Using DropFields to keep most data property keys
You can create a subset of data property keys from the dataset using the DropFields transform. You indicate which data property keys you want to remove from the dataset and the rest of the keys are retained.
Note
The DropFields transform is case sensitive. Use Change Schema if you need a case-insensitive way to select fields.
To add a DropFields transform node to your job diagram
-
(Optional) Open the Resource panel and then choose DropFields to add a new transform to your job diagram, if needed.
-
On the Node properties tab, enter a name for the node in the job diagram. If a node parent is not already selected, then choose a node from the Node parents list to use as the input source for the transform.
-
Choose the Transform tab in the node details panel.
-
Under the heading DropFields, choose the data property keys to drop from the data source.

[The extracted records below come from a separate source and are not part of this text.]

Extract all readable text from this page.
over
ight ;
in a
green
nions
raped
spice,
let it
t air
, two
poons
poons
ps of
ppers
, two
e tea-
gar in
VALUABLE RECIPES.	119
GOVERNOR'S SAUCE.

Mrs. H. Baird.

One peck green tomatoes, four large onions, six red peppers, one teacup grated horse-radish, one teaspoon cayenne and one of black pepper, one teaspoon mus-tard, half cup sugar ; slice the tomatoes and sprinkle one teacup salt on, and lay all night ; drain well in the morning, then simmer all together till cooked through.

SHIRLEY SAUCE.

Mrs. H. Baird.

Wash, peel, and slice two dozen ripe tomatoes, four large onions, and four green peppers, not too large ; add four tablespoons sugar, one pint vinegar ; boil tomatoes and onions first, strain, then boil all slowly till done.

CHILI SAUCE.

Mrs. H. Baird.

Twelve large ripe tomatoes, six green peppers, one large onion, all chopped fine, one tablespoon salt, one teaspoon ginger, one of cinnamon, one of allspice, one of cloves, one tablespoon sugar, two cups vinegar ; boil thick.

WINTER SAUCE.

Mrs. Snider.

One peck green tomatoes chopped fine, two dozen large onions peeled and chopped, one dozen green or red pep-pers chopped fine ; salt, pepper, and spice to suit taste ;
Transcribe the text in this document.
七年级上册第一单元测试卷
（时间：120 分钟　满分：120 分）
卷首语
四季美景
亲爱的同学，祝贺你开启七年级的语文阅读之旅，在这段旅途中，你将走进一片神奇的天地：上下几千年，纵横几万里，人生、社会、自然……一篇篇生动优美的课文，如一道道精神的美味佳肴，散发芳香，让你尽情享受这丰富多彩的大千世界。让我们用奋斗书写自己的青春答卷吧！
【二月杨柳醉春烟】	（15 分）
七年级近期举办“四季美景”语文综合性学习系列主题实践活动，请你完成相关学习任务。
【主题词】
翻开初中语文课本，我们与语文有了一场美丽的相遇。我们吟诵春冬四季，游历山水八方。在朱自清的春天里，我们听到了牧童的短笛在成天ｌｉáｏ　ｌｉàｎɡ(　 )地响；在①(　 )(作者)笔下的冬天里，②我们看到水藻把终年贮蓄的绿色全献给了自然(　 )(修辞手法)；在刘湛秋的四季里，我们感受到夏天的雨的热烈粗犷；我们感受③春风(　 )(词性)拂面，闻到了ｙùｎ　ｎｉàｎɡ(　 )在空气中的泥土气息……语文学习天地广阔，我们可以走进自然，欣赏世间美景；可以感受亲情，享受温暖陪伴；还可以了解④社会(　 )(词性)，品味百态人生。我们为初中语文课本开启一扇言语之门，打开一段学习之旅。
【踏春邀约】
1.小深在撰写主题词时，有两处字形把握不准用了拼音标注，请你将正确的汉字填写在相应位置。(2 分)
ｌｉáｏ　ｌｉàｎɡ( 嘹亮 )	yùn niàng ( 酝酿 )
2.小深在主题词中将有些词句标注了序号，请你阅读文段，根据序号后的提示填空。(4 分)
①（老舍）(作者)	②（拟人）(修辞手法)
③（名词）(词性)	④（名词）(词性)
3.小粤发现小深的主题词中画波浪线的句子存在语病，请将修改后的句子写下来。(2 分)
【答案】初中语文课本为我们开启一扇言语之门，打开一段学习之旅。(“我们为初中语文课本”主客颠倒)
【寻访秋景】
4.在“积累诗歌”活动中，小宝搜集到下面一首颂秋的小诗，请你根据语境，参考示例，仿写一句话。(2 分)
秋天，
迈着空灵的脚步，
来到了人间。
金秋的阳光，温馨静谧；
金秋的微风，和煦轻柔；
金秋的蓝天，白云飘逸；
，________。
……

You can also choose the check box next to the column heading Field to automatically choose all the data property keys in the dataset. Then you can deselect individual data property keys so they are retained in the dataset.
(Optional) After configuring the transform node properties, you can view the modified schema for your data by choosing the Output schema tab in the node details panel. The first time you choose this tab for any node in your job, you are prompted to provide an IAM role to access the data. If you have not specified an IAM role on the Job details tab, you are prompted to enter an IAM role here.
(Optional) After configuring the node properties and transform properties, you can preview the modified dataset by choosing the Data preview tab in the node details panel. The first time you choose this tab for any node in your job, you are prompted to provide an IAM role to access the data. There is a cost associated with using this feature, and billing starts as soon as you provide an IAM role.